The Cowboys are in a different scheme now than they were in then, and only the starters from that game who will start Sunday are DeMarcus Ware and Scandrick, who returned an interception 40 yards for a score against the Colts. Lee, was a backup, as were Jason Hatcher and Barry Church.
-- Todd Archer, Dallas Cowboys reporter
Rely on divine powers?
If there is an answer to be found in stopping Manning or even slowing him down, it is not to be found in St. Louis. From 2008-2010, Rams coach Jeff Fisher suffered a five-game losing streak against Manning when he was coach at Tennessee and Manning was leading the Colts.
In 18 meetings, Manning had a career record of 13-5 against Fisher’s Titans. He threw for 4,559 yards, 31 touchdowns, 13 interceptions, a 70 percent completion rate and a 101.2 quarterback rating.
The Rams have not played Manning in a regular-season game since he got to Denver but they did play him this past preseason. In that game, Manning pushed the pace at a rate that had Rams defenders grasping for air in Denver's altitude -- ticking off 30 plays in the first quarter and 49 for 290 yards in the first half.
While Manning likes to go fast, it seems the biggest thing is not so much the speed as it is the way it's used to create an advantage.
When Manning wants to slow things down, he forces defenses to be more patient than they are usually willing to be and as soon as one defender makes a move, Manning identifies it and takes advantage of the pre-snap read.
“He kind of reads your mail, so to speak,” middle linebacker James Laurinaitis said. “He knows how to get defenses to show their hand and tries to get them in the best play possible.”
Still, it seems as though the best way to deal with the tempo is to be as patient as possible and to try to find the right timing to attack the snap count.
For teams looking to slow Manning, the best answer is to take advantage of the rare occasions when Manning makes a mistake. In that preseason meeting, the Rams forced a pair of turnovers, including an interception by Alec Ogletree. It left the Broncos with a 20-10 halftime deficit.
One other suggestion that was offered and probably isn’t a new one for teams dealing with Manning: prayer.
-- Nick Wagoner, St. Louis Rams reporter
A breath of freezing air
In an AFC divisional playoff game in Baltimore, the Ravens kept Manning and the Colts' offense from reaching the end zone and picked him off twice. The Ravens lost 15-6, but they took pride in holding Manning to 15-for-30 passing for 170 yards.

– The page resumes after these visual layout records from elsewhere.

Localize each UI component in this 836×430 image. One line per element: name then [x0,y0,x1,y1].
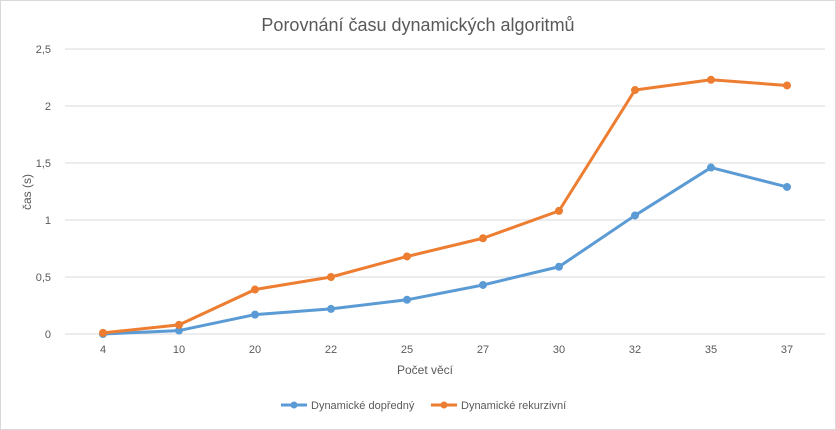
legend-marker [290,401,298,409]
y-tick-label: 0,5 [36,272,51,284]
data-point [783,182,791,191]
y-tick-label: 1,5 [36,158,51,170]
data-point [479,280,487,289]
x-tick-label: 37 [781,344,793,356]
x-tick-label: 20 [249,344,261,356]
legend-item: Dynamické dopředný [281,400,415,412]
x-tick-label: 22 [325,344,337,356]
legend-marker [440,401,448,409]
data-point [707,163,715,172]
data-point [631,86,639,95]
legend-label: Dynamické rekurzivní [461,400,566,412]
data-point [251,310,259,319]
data-point [99,328,107,337]
data-point [251,285,259,294]
data-point [403,295,411,304]
legend-label: Dynamické dopředný [311,400,415,412]
series-line-2 [101,78,789,335]
x-tick-label: 30 [553,344,565,356]
y-tick-label: 2 [45,101,51,113]
series-line-1 [101,166,789,336]
data-point [327,273,335,281]
data-point [783,81,791,90]
data-point [327,304,335,313]
data-point [555,262,563,271]
x-tick-label: 27 [477,344,489,356]
chart-title: Porovnání času dynamických algoritmů [261,15,574,35]
data-point [631,211,639,220]
series-group [99,75,791,338]
x-tick-label: 4 [100,344,106,356]
gridlines [65,48,825,278]
x-tick-label: 35 [705,344,717,356]
legend: Dynamické dopředný Dynamické rekurzivní [281,400,566,412]
x-tick-label: 32 [629,344,641,356]
data-point [175,320,183,329]
x-tick-label: 10 [173,344,185,356]
y-axis-ticks: 0 0,5 1 1,5 2 2,5 [36,44,51,341]
x-axis-title: Počet věcí [397,363,454,377]
data-point [555,206,563,215]
y-axis-title: čas (s) [20,174,34,210]
y-tick-label: 2,5 [36,44,51,56]
data-point [479,234,487,243]
legend-item: Dynamické rekurzivní [431,400,566,412]
y-tick-label: 0 [45,329,51,341]
data-point [707,75,715,84]
x-axis-ticks: 4 10 20 22 25 27 30 32 35 37 [100,344,793,356]
data-point [403,252,411,261]
x-tick-label: 25 [401,344,413,356]
y-tick-label: 1 [45,215,51,227]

Their lone win over Manning over the past six years came in last season's AFC divisional playoff game in Denver. Baltimore intercepted Manning twice and held him to one touchdown pass in the second half. That dropped Manning to 0-4 in playoff games when the game-time temperature dips below 40 degrees.
Manning is a quarterback who played most of his career in a dome in Indianapolis and has a history of not performing well in less-than-ideal weather. He is also a 37-year-old quarterback whose arm is not as strong in January as it is in September and October.